Monday, February 15, 2010

Sadness...

I paused to count the stitches on each side of the square when I was about halfway finished. I spent quite some time trying to figure out why the sides were not equal. I ripped down to where I thought the problem was. It was not the problem. I could not find the problem, so I ripped it all the way out. I cast on again, twice correctly, using the highly fiddly disappearing loop cast on. I knit a few lines.

I went to clean up the pile of yarn to make the living room less disorganized. I realized I have more of the gray than the red, because the gray is supposed to be the main color. The main color is the center of every square and the square that is all one color.

D'oh!


Re-do. Now I'm not sure that I'll be able to finish the entire thing, pattern and all, after having 0 progress to show after two days of the 14 possible days of work. Well, 0 knit progress, though I could write up the entire pattern now, since I have the pattern done. I think I shall do that.

Saturday, February 13, 2010

Ravelympics/Knitting Olympics

I have about seven unfinished posts languishing. I need to finish those and post them, but before I do, I shall attempt to blog progress for Knitting Olympics/Ravelympics daily. For anyone reading my blog but not in the know, you are supposed to set a challenge for yourself, begin when the Olympics begins, and end before the Olympics are over. For the Ravelympics, your challenge can be to finish things that have been languishing, rip out half-finished projects that you'll never complete, or even spin or dye yarn. For the Knitting Olympics, your goal is a challenging project (or multiple projects) that really stretch your skills as a knitter, whether in pattern difficulty, size, a new technique, or any combination of the above. I bought yarn for a couple of queen sized blankets in Tokyo, which need to be finished by August, so I'm using one of those as my Olympic project.

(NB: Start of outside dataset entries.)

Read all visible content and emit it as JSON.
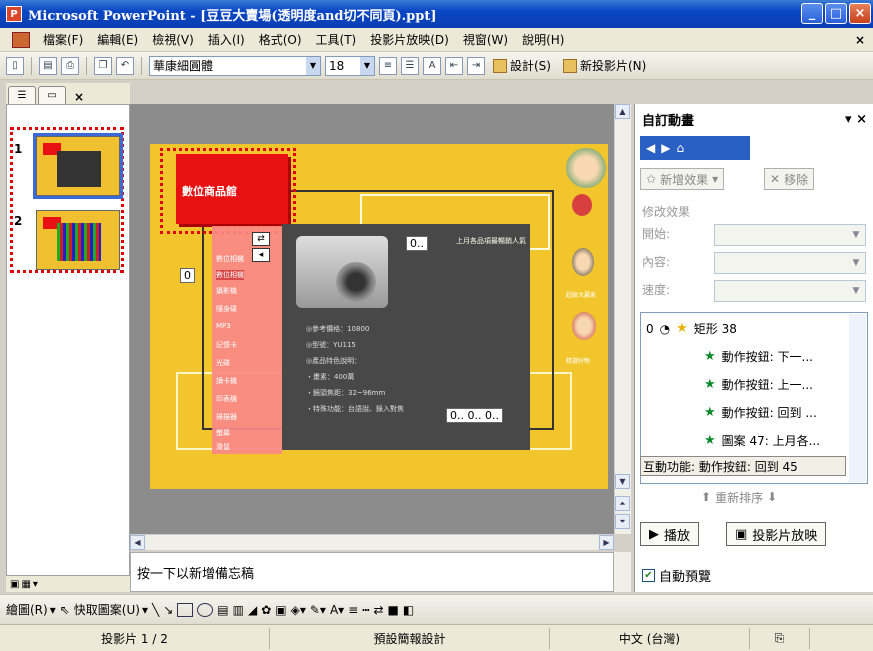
{
  "window": {
    "title": "Microsoft PowerPoint - [豆豆大賣場(透明度and切不同頁).ppt]",
    "app_icon": "powerpoint-icon"
  },
  "menubar": {
    "items": [
      "檔案(F)",
      "編輯(E)",
      "檢視(V)",
      "插入(I)",
      "格式(O)",
      "工具(T)",
      "投影片放映(D)",
      "視窗(W)",
      "說明(H)"
    ]
  },
  "toolbar": {
    "font_name": "華康細圓體",
    "font_size": "18",
    "design_label": "設計(S)",
    "new_slide_label": "新投影片(N)"
  },
  "slides_panel": {
    "slides": [
      {
        "number": "1",
        "selected": true
      },
      {
        "number": "2",
        "selected": false
      }
    ]
  },
  "slide": {
    "banner_text": "數位商品館",
    "top_label": "上月各品項最暢銷人氣",
    "menu_items": [
      "數位相機",
      "數位相機",
      "攝影機",
      "隨身碟",
      "MP3",
      "記憶卡",
      "光碟",
      "讀卡機",
      "印表機",
      "掃描器",
      "螢幕",
      "滑鼠"
    ],
    "specs": [
      "◎參考價格：10800",
      "◎型號：YU115",
      "◎產品特色說明：",
      "・畫素：400萬",
      "・鏡頭焦距：32~96mm",
      "・特殊功能：台語說、錄入對焦"
    ],
    "num_label_1": "0..",
    "num_label_2": "0",
    "num_label_3": "0.. 0.. 0..",
    "side_caption_1": "超級大贏家",
    "side_caption_2": "精選好物"
  },
  "notes": {
    "placeholder": "按一下以新增備忘稿"
  },
  "task_pane": {
    "title": "自訂動畫",
    "add_effect": "新增效果",
    "remove": "移除",
    "modify_label": "修改效果",
    "start_label": "開始:",
    "property_label": "內容:",
    "speed_label": "速度:",
    "animations": [
      {
        "index": "0",
        "label": "矩形 38",
        "icon": "star-yellow-icon"
      },
      {
        "index": "",
        "label": "動作按鈕: 下一...",
        "icon": "star-green-icon"
      },
      {
        "index": "",
        "label": "動作按鈕: 上一...",
        "icon": "star-green-icon"
      },
      {
        "index": "",
        "label": "動作按鈕: 回到 ...",
        "icon": "star-green-icon"
      },
      {
        "index": "",
        "label": "圖案 47: 上月各...",
        "icon": "star-green-icon"
      }
    ],
    "status": "互動功能: 動作按鈕: 回到 45",
    "reorder": "重新排序",
    "play": "播放",
    "slideshow": "投影片放映",
    "auto_preview": "自動預覽"
  },
  "drawbar": {
    "draw": "繪圖(R)",
    "autoshapes": "快取圖案(U)"
  },
  "statusbar": {
    "slide_info": "投影片 1 / 2",
    "design": "預設簡報設計",
    "language": "中文 (台灣)"
  }
}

For these projects, on Ravelry there are different categories or events to "compete" in. I'm making a blanket and designing it from start to finish, so I'm in the designer's biathlon and the slalomghan, and the blanket will include colorwork, so it's in the Nordic colorwork challenge as well. The designers biathlon is making a project, from swatch to pattern, in the Olympic timeframe. This is a fairly large undertaking, as it's only a gold medal finish if you have the pattern up for free or sale through Ravelry by the end of the Olympics, which means pattern designed, sample knit, pattern written up, layout finished, pictures taken, and all of it packaged up nicely in a pdf. I figure that since it's a blanket that I'm designing, I may as well get the pattern written up and on Ravelry as well.

The Yarn

Due to time zone differences, the Olympics started at 11 am on Saturday here, so I had the local knitters who are participating in the Ravelympics over. We tried to watch the Opening Ceremonies, but it wouldn't stream, rolled some sushi for lunch, watched Dr. Horrible's Sing Along Blog and the musical episode of Buffy the Vampire Slayer, and spent a very long time knitting. I got an initial 10" block done, bound off, and now it's drying so I can figure out if if changes much with washing. I also learned that I'll want a fairly stretchy bindoff for this one; the k2tog bindoff is way too tight and doesn't allow the edges of the square to stretch out to the full 10".

Non-stretchy Bind Off

Today, Day 2, I should be finishing the square (if it dries) and finishing the pattern for the other 8 squares. The blanket will be a queen sized blanket of 9 squares, 8 patterned (the same pattern) and one plain square to make a Sierpinski Carpet. Once I've got the easy one color square done, I'll be able to finalize the design for the 2-color ones and get started on those. I need to do more than half a square per weekday and at minimum one square per weekend day to make it. This will certainly be a challenge, but that is what I signed up for!